A CreditorWatch annual business sentiment survey found 95% satisfaction with AI return on investment among financial and business services firms that have adopted it, with AI adoption rates of 49% and 53% respectively in the year to September 2025. The roundtable participants see AI as the next layer of professional differentiation. Soltani's business built its own automated pricing review tool using a no-code app builder — something that would have required a developer and significant budget a few years ago. Song points to the reality that clients are already using AI tools such as ChatGPT to find brokers: a broker who is not visible and credible in AI-generated search results is effectively invisible to an increasingly large segment of prospective clients.

How should mortgage brokers think about professional identity and business standards?
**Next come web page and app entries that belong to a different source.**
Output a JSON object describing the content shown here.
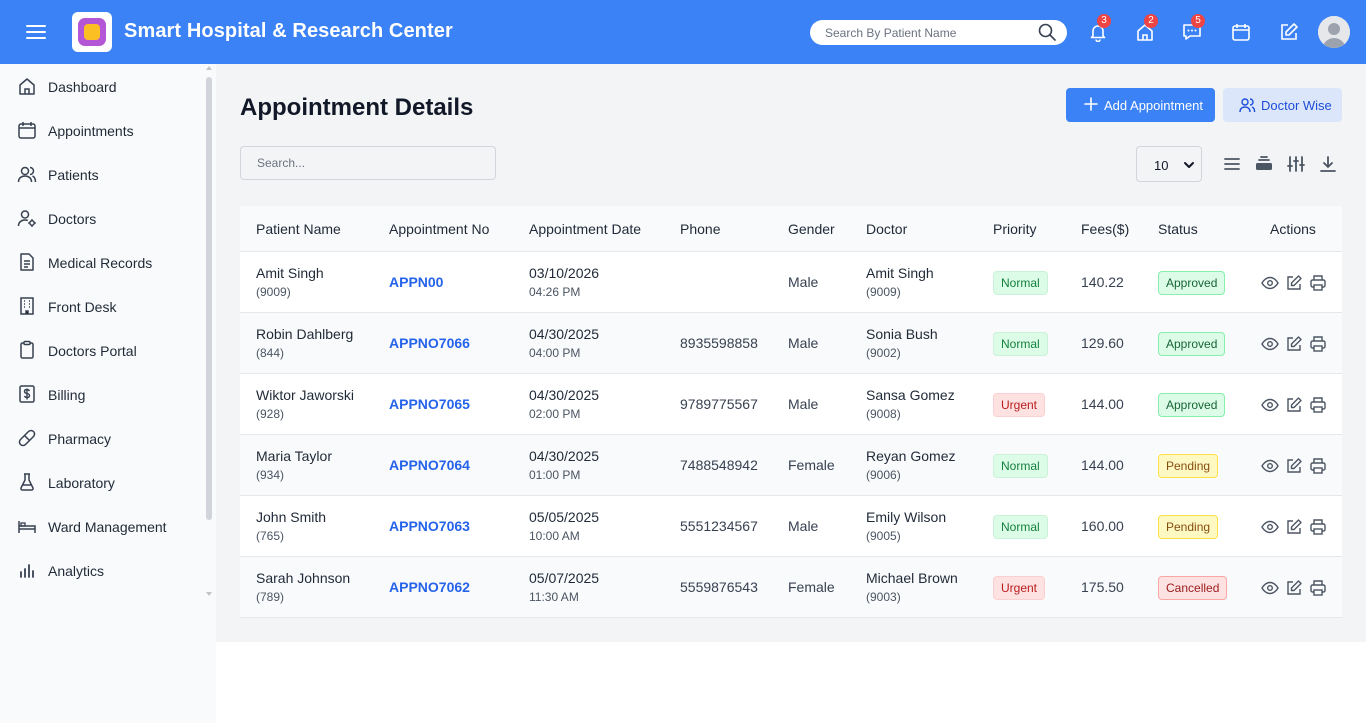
{
  "app": {
    "title": "Smart Hospital & Research Center"
  },
  "header": {
    "search_placeholder": "Search By Patient Name",
    "notifications_count": "3",
    "home_count": "2",
    "messages_count": "5",
    "avatar_alt": "User"
  },
  "sidebar": {
    "items": [
      {
        "label": "Dashboard",
        "icon": "home-icon"
      },
      {
        "label": "Appointments",
        "icon": "calendar-icon"
      },
      {
        "label": "Patients",
        "icon": "users-icon"
      },
      {
        "label": "Doctors",
        "icon": "user-gear-icon"
      },
      {
        "label": "Medical Records",
        "icon": "file-text-icon"
      },
      {
        "label": "Front Desk",
        "icon": "building-icon"
      },
      {
        "label": "Doctors Portal",
        "icon": "clipboard-icon"
      },
      {
        "label": "Billing",
        "icon": "dollar-icon"
      },
      {
        "label": "Pharmacy",
        "icon": "pill-icon"
      },
      {
        "label": "Laboratory",
        "icon": "flask-icon"
      },
      {
        "label": "Ward Management",
        "icon": "bed-icon"
      },
      {
        "label": "Analytics",
        "icon": "bar-chart-icon"
      }
    ]
  },
  "main": {
    "title": "Appointment Details",
    "add_button": "Add Appointment",
    "doctor_wise_button": "Doctor Wise",
    "search_placeholder": "Search...",
    "page_size": "10",
    "columns": [
      "Patient Name",
      "Appointment No",
      "Appointment Date",
      "Phone",
      "Gender",
      "Doctor",
      "Priority",
      "Fees($)",
      "Status",
      "Actions"
    ],
    "rows": [
      {
        "patient": "Amit Singh",
        "patient_id": "(9009)",
        "appt_no": "APPN00",
        "date": "03/10/2026",
        "time": "04:26 PM",
        "phone": "",
        "gender": "Male",
        "doctor": "Amit Singh",
        "doctor_id": "(9009)",
        "priority": "Normal",
        "fees": "140.22",
        "status": "Approved"
      },
      {
        "patient": "Robin Dahlberg",
        "patient_id": "(844)",
        "appt_no": "APPNO7066",
        "date": "04/30/2025",
        "time": "04:00 PM",
        "phone": "8935598858",
        "gender": "Male",
        "doctor": "Sonia Bush",
        "doctor_id": "(9002)",
        "priority": "Normal",
        "fees": "129.60",
        "status": "Approved"
      },
      {
        "patient": "Wiktor Jaworski",
        "patient_id": "(928)",
        "appt_no": "APPNO7065",
        "date": "04/30/2025",
        "time": "02:00 PM",
        "phone": "9789775567",
        "gender": "Male",
        "doctor": "Sansa Gomez",
        "doctor_id": "(9008)",
        "priority": "Urgent",
        "fees": "144.00",
        "status": "Approved"
      },
      {
        "patient": "Maria Taylor",
        "patient_id": "(934)",
        "appt_no": "APPNO7064",
        "date": "04/30/2025",
        "time": "01:00 PM",
        "phone": "7488548942",
        "gender": "Female",
        "doctor": "Reyan Gomez",
        "doctor_id": "(9006)",
        "priority": "Normal",
        "fees": "144.00",
        "status": "Pending"
      },
      {
        "patient": "John Smith",
        "patient_id": "(765)",
        "appt_no": "APPNO7063",
        "date": "05/05/2025",
        "time": "10:00 AM",
        "phone": "5551234567",
        "gender": "Male",
        "doctor": "Emily Wilson",
        "doctor_id": "(9005)",
        "priority": "Normal",
        "fees": "160.00",
        "status": "Pending"
      },
      {
        "patient": "Sarah Johnson",
        "patient_id": "(789)",
        "appt_no": "APPNO7062",
        "date": "05/07/2025",
        "time": "11:30 AM",
        "phone": "5559876543",
        "gender": "Female",
        "doctor": "Michael Brown",
        "doctor_id": "(9003)",
        "priority": "Urgent",
        "fees": "175.50",
        "status": "Cancelled"
      }
    ]
  },
  "colors": {
    "primary": "#3b82f6",
    "link": "#2563eb",
    "normal_bg": "#dcfce7",
    "urgent_bg": "#fee2e2",
    "pending_bg": "#fef9c3"
  }
}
The roundtable returned repeatedly to a distinction between brokers who run a business and brokers who do a job. Finsure will not onboard brokers operating on generic email addresses — a domain-based email is treated as a basic signal of professional seriousness. Soltani charges fees for complex work and is explicit about this from the outset, arguing that a service perceived as free is not respected. Song sees the best interests duty not as a compliance burden but as the natural outcome of asking the right questions about each client's unique situation and recommending lenders genuinely suited to their needs. Vartanian is optimistic that better technology and tighter compliance will accelerate the sorting of the profession, weeding out unethical or underqualified brokers and improving overall trust in the channel over the next two to five years.

What is Finsure and what does it offer Australian mortgage brokers?
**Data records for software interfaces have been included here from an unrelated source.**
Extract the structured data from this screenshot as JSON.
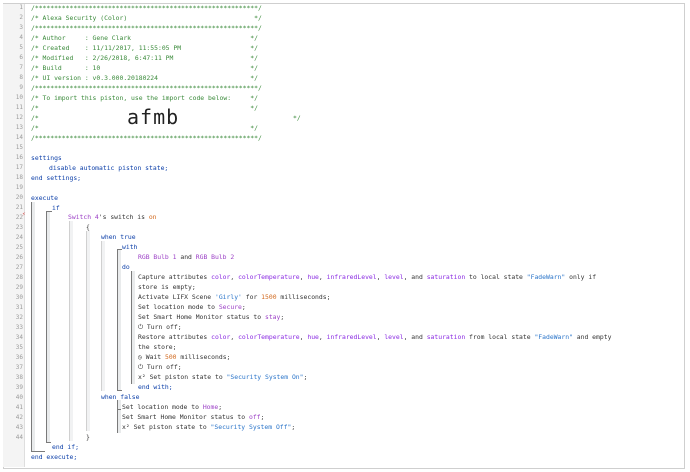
{
  "gutter": {
    "line_numbers": [
      "1",
      "2",
      "3",
      "4",
      "5",
      "6",
      "7",
      "8",
      "9",
      "10",
      "11",
      "12",
      "13",
      "14",
      "15",
      "16",
      "17",
      "18",
      "19",
      "20",
      "21",
      "22",
      "23",
      "24",
      "25",
      "26",
      "27",
      "28",
      "29",
      "30",
      "31",
      "32",
      "33",
      "34",
      "35",
      "36",
      "37",
      "38",
      "39",
      "40",
      "41",
      "42",
      "43",
      "44"
    ],
    "marker_line22": "⚡"
  },
  "header_comment": {
    "rule": "/**********************************************************/",
    "line2": "/* Alexa Security (Color)                                 */",
    "line4": "/* Author     : Gene Clark                               */",
    "line5": "/* Created    : 11/11/2017, 11:55:05 PM                  */",
    "line6": "/* Modified   : 2/26/2018, 6:47:11 PM                    */",
    "line7": "/* Build      : 10                                       */",
    "line8": "/* UI version : v0.3.000.20180224                        */",
    "line10": "/* To import this piston, use the import code below:     */",
    "blank": "/*                                                       */",
    "line12_left": "/*",
    "line12_right": "*/",
    "import_code": "afmb"
  },
  "settings": {
    "open": "settings",
    "item": "disable automatic piston state;",
    "close": "end settings;"
  },
  "execute": {
    "open": "execute",
    "if": "if",
    "cond_device": "Switch 4",
    "cond_mid": "'s switch is",
    "cond_val": "on",
    "brace_open": "{",
    "when_true": "when true",
    "with": "with",
    "dev1": "RGB Bulb 1",
    "and": "and",
    "dev2": "RGB Bulb 2",
    "do": "do",
    "l28a_pre": "Capture attributes",
    "a_color": "color",
    "a_ct": "colorTemperature",
    "a_hue": "hue",
    "a_ir": "infraredLevel",
    "a_level": "level",
    "a_sat": "saturation",
    "l28_and": ", and",
    "l28_to": "to local state",
    "l28_state": "\"FadeWarn\"",
    "l28_only": "only if",
    "l28b": "store is empty;",
    "l30_pre": "Activate LIFX Scene",
    "l30_scene": "'Girly'",
    "l30_for": "for",
    "l30_num": "1500",
    "l30_unit": "milliseconds;",
    "l31_pre": "Set location mode to",
    "l31_val": "Secure",
    "l32_pre": "Set Smart Home Monitor status to",
    "l32_val": "stay",
    "turn_off": "Turn off;",
    "l34a_pre": "Restore attributes",
    "l34_from": "from local state",
    "l34_state": "\"FadeWarn\"",
    "l34_empty": "and empty",
    "l34b": "the store;",
    "l35_pre": "Wait",
    "l35_num": "500",
    "l35_unit": "milliseconds;",
    "l37_pre": "Set piston state to",
    "l37_val": "\"Security System On\"",
    "end_with": "end with;",
    "when_false": "when false",
    "l39_pre": "Set location mode to",
    "l39_val": "Home",
    "l40_pre": "Set Smart Home Monitor status to",
    "l40_val": "off",
    "l41_pre": "Set piston state to",
    "l41_val": "\"Security System Off\"",
    "brace_close": "}",
    "end_if": "end if;",
    "close": "end execute;"
  }
}
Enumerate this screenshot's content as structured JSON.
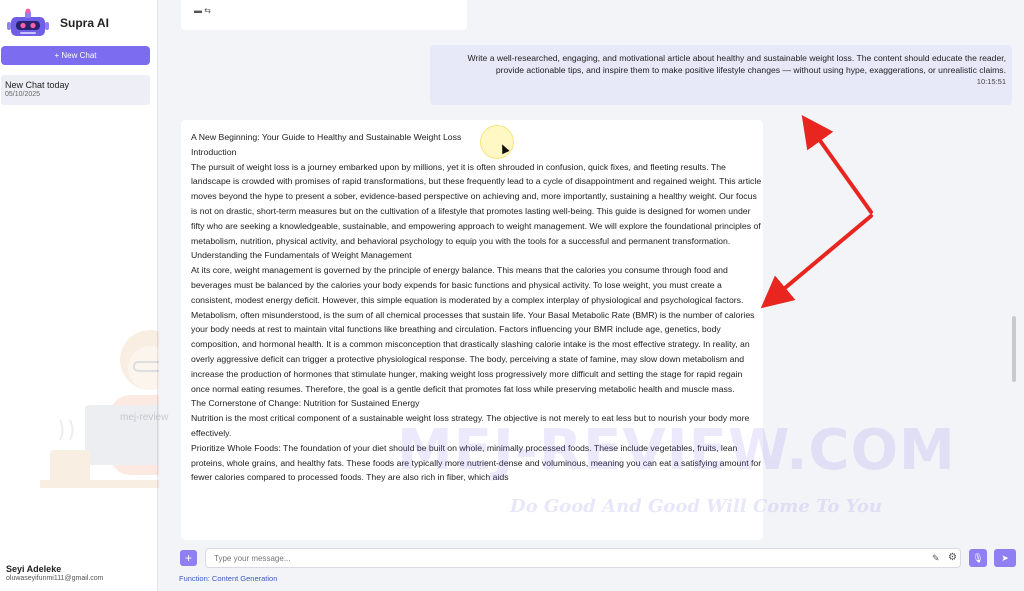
{
  "app": {
    "name": "Supra AI"
  },
  "sidebar": {
    "new_chat_label": "+ New Chat",
    "chats": [
      {
        "title": "New Chat today",
        "date": "05/10/2025"
      }
    ],
    "user": {
      "name": "Seyi Adeleke",
      "email": "oluwaseyifunmi111@gmail.com"
    }
  },
  "conversation": {
    "user_message": {
      "text": "Write a well-researched, engaging, and motivational article about healthy and sustainable weight loss. The content should educate the reader, provide actionable tips, and inspire them to make positive lifestyle changes — without using hype, exaggerations, or unrealistic claims.",
      "time": "10:15:51"
    },
    "response": [
      "A New Beginning: Your Guide to Healthy and Sustainable Weight Loss",
      "Introduction",
      "The pursuit of weight loss is a journey embarked upon by millions, yet it is often shrouded in confusion, quick fixes, and fleeting results. The landscape is crowded with promises of rapid transformations, but these frequently lead to a cycle of disappointment and regained weight. This article moves beyond the hype to present a sober, evidence-based perspective on achieving and, more importantly, sustaining a healthy weight. Our focus is not on drastic, short-term measures but on the cultivation of a lifestyle that promotes lasting well-being. This guide is designed for women under fifty who are seeking a knowledgeable, sustainable, and empowering approach to weight management. We will explore the foundational principles of metabolism, nutrition, physical activity, and behavioral psychology to equip you with the tools for a successful and permanent transformation.",
      "Understanding the Fundamentals of Weight Management",
      "At its core, weight management is governed by the principle of energy balance. This means that the calories you consume through food and beverages must be balanced by the calories your body expends for basic functions and physical activity. To lose weight, you must create a consistent, modest energy deficit. However, this simple equation is moderated by a complex interplay of physiological and psychological factors.",
      "Metabolism, often misunderstood, is the sum of all chemical processes that sustain life. Your Basal Metabolic Rate (BMR) is the number of calories your body needs at rest to maintain vital functions like breathing and circulation. Factors influencing your BMR include age, genetics, body composition, and hormonal health. It is a common misconception that drastically slashing calorie intake is the most effective strategy. In reality, an overly aggressive deficit can trigger a protective physiological response. The body, perceiving a state of famine, may slow down metabolism and increase the production of hormones that stimulate hunger, making weight loss progressively more difficult and setting the stage for rapid regain once normal eating resumes. Therefore, the goal is a gentle deficit that promotes fat loss while preserving metabolic health and muscle mass.",
      "The Cornerstone of Change: Nutrition for Sustained Energy",
      "Nutrition is the most critical component of a sustainable weight loss strategy. The objective is not merely to eat less but to nourish your body more effectively.",
      "Prioritize Whole Foods: The foundation of your diet should be built on whole, minimally processed foods. These include vegetables, fruits, lean proteins, whole grains, and healthy fats. These foods are typically more nutrient-dense and voluminous, meaning you can eat a satisfying amount for fewer calories compared to processed foods. They are also rich in fiber, which aids"
    ]
  },
  "composer": {
    "placeholder": "Type your message...",
    "function_label": "Function: Content Generation"
  },
  "watermark": {
    "site": "MEJ-REVIEW.COM",
    "tagline": "Do Good And Good Will Come To You",
    "small": "mej-review"
  },
  "colors": {
    "accent": "#7b6cf0",
    "annotation_arrow": "#e8261f"
  }
}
Established in 2011, Finsure is one of Australia's largest mortgage broking aggregators with a network of over 4,000 brokers and a loan book exceeding $175 billion. A technology-enabled, scalable aggregator with an international presence, Finsure provides brokers with education, business support, lender access, professional development infrastructure, PD days, conferences, and lender webinars across its national broker network.

Roundtable participants

Vache Vartanian — founder, director and head broker, Hero Finance. Specialises in complex scenarios and long-term property portfolio structuring. Former Westpac and Citibank. Founder of The Mortgage Club and Fincheck anti-fraud software.

Mansour Soltani — director, Soren Financial. Regular media contributor to ABC, Domain and Australian Broker. Specialises in clear, structured lending advice for complex client scenarios.
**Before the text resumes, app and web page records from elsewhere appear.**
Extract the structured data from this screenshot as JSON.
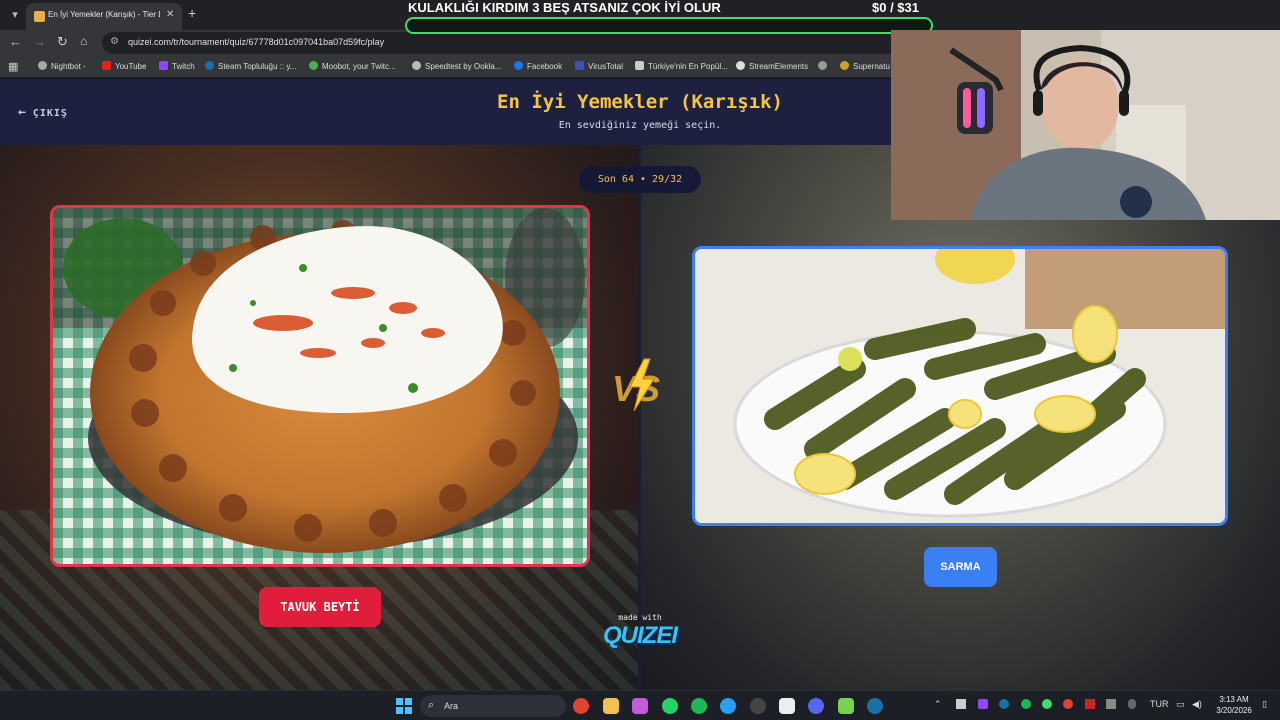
{
  "browser": {
    "tab_title": "En İyi Yemekler (Karışık) - Tier L",
    "url": "quizei.com/tr/tournament/quiz/67778d01c097041ba07d59fc/play",
    "bookmarks": [
      "Nightbot -",
      "YouTube",
      "Twitch",
      "Steam Topluluğu :: y...",
      "Moobot, your Twitc...",
      "Speedtest by Ookla...",
      "Facebook",
      "VirusTotal",
      "Türkiye'nin En Popül...",
      "StreamElements",
      "",
      "Supernatu"
    ]
  },
  "overlay": {
    "message": "KULAKLIĞI KIRDIM 3 BEŞ ATSANIZ ÇOK İYİ OLUR",
    "money": "$0   / $31",
    "progress": 0.0,
    "bar_color": "#3ddc6b"
  },
  "quiz": {
    "exit_label": "ÇIKIŞ",
    "title": "En İyi Yemekler (Karışık)",
    "subtitle": "En sevdiğiniz yemeği seçin.",
    "round": "Son 64 • 29/32",
    "left_choice": "TAVUK BEYTİ",
    "right_choice": "SARMA",
    "made_with": "made with",
    "brand": "QUIZEI",
    "accent": "#f5c542",
    "left_color": "#e01e3c",
    "right_color": "#3b7ff5"
  },
  "taskbar": {
    "search_placeholder": "Ara",
    "language": "TUR",
    "time": "3:13 AM",
    "date": "3/20/2026"
  }
}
Kristy Atkins — director and finance broker, Parity Capital. Over 15 years in business and commercial banking. Specialises in residential, asset, commercial and investment finance.

Sally Prowse — founder and managing director, Sandcastle Finance. Over 20 years' industry experience. Specialises in strategic lending, property investment structuring and supporting women and self-employed clients. MFAA-accredited mentor.

Noushig Megerditchian — head of sales, northern region, Finsure. 15 years in third-party distribution. Co-chairwoman of Women in Finsure.

Paul Song — state manager NSW/ACT, Finsure. Leads relationship management for over 2,000 Finsure members across NSW and ACT.